BI queries are very different from source transactions. Having to join many tables in a non-procedural SQL query has a huge cost when you are talking about queries that touch hundreds of thousands or even millions of records which is common for BI. Therefore redundancy that eliminates table joins for runtime queries is a recommended practice in BI. Fewer tables in the model also make it easier for end users to understand the model and easier to write ad hoc queries. Dimensional data modeling featuring the use of star schemas which may include redundancy is the technique most frequently used to reduce the number of tables in the model.

Other examples of acceptable redundancy in BI databases include having the same data stored in staging tables as well as production tables. And having variations of the same data stored in summary tables with different levels of aggregation so standard reports that frequently use the aggregated data run faster.

The answer to the second question is not so easy. There are two diametrically opposed schools of thought on data modeling for data warehousing. The one school, associated with Bill Inmon who is often called the father of data warehousing, believes that data warehouses should first acquire and store all data in non-redundant third normal form. They believe this is still required for good data management practices and do not believe that dimensional data models are robust enough for large data warehouses. However since BI tools like Business Objects and MicroStrategy run best with dimensional models, once the data is safely stored in a third normal form warehouse the model is extended with redundant downstream dimensional data marts that re-extract and reload data out of the data warehouse model into the data mart models.

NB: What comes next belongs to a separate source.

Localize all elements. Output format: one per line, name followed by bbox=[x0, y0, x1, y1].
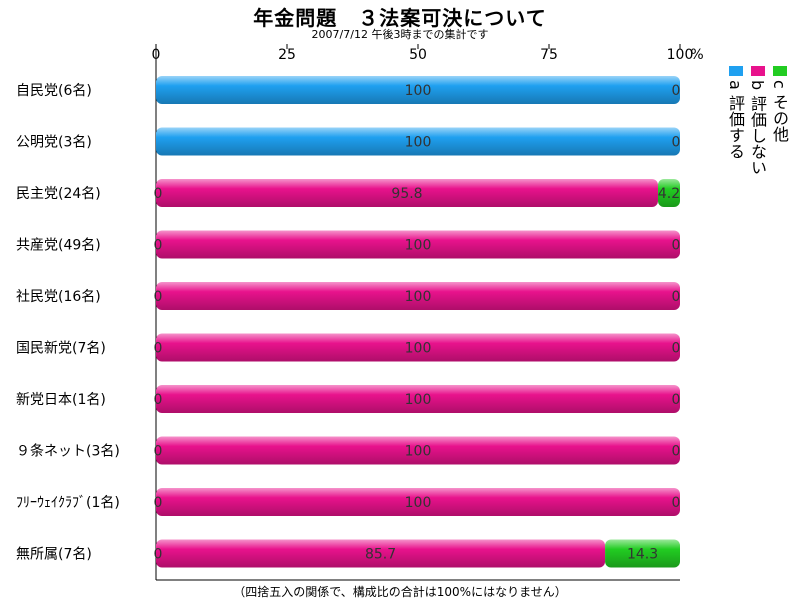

The other school of thought, associated with Ralph Kimball who is one of the pioneers of dimensional data modeling, believes that dimensional models are perfectly capable of managing data of any size and complexity and are suitable for data warehouses or data marts no matter their size. Followers of this school avoid the extra effort of designing and maintaining two models (one third normal and one downstream dimensional) and two ETL jobs to load the two models. Consequently they also typically deliver new BI projects with shorter development cycles.